- 558 Okunma
- 3 Yorum
- 0 Beğeni
Öylesine
Bazen insan yazmak istiyor öylesine. Nereye gideceğini bilmeden sebepsizce . Satırları kimi zaman kum tanesi misali akıp giden geçmişe yollamak kimi zamansa şişelerin içine attığı mektuplar misali geleceğe postalamak istiyor . Bazen de bugüne yazmak istiyor.

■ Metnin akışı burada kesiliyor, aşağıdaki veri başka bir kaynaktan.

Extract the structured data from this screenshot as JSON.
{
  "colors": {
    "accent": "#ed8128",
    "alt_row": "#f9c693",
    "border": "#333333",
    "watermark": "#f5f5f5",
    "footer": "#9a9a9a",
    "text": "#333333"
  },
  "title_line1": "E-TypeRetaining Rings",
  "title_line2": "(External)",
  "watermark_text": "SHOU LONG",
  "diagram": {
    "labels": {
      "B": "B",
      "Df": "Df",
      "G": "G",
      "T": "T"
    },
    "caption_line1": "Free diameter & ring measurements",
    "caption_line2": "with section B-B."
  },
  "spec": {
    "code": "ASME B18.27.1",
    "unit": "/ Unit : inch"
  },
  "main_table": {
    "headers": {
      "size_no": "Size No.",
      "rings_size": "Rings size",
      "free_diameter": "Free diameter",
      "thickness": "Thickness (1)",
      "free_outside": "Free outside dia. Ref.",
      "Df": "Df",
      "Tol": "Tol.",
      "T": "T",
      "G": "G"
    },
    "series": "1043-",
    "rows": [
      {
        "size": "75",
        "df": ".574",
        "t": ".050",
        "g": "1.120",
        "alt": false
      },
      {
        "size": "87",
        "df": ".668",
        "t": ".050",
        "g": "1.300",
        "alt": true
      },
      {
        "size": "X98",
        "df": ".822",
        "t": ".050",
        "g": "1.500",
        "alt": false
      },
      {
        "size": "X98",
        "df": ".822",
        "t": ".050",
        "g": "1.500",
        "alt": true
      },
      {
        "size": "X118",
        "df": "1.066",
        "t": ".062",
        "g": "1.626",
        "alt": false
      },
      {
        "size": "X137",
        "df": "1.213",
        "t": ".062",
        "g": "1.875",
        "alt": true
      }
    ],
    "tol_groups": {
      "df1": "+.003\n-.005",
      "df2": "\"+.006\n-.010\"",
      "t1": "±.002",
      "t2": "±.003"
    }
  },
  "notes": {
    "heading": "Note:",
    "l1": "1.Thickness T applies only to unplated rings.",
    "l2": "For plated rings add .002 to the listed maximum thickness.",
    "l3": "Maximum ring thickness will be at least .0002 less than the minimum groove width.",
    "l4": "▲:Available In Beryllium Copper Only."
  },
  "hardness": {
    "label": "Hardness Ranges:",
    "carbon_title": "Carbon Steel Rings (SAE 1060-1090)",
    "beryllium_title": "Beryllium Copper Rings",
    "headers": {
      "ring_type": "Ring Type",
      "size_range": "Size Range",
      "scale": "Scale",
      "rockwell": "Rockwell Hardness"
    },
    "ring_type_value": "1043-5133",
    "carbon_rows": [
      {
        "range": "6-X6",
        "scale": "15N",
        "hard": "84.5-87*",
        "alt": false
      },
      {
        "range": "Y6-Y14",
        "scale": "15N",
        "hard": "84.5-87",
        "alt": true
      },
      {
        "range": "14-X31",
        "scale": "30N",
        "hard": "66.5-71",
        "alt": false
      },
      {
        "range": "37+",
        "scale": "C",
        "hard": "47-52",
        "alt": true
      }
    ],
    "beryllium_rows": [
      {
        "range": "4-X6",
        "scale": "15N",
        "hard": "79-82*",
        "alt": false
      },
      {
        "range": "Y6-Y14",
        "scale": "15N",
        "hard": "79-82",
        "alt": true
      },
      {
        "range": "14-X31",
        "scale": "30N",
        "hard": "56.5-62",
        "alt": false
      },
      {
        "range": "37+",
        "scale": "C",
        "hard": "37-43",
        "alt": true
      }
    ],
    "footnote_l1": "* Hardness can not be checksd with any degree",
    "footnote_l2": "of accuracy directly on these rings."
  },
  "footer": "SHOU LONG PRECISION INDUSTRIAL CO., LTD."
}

Sesleniş mi duymayan kulaklara görmeyen gözlere yoksa kendi içine kapanış mı bilinmez orası. Pek de merak etmiyorum doğrusu.Sadece kalemim kağıt üstünde kayıyor özgürce bazı zamanlarda. Zamanlar ki bugünün dışına çıkmak istediğim zamanlar işte o zamanlar. Başka bir zamanda ve başka diyarlarda olmak istediğim zamanlar. Puslu havada önümü görmeye çalışırken gözlerimin ağrıdığı zamanlar, yüreğimin en küçük dokunuşa bile cız ettiği zamanlar , en kırılgan olduğum zamanlar. Bıkmışlığın ve yorgunluğun verdiği hüzünle kağıda baktığım zamanlar. Kulağımda eski İstanbul ezgilerinin çınladığı zamanlar işte o zamanlar.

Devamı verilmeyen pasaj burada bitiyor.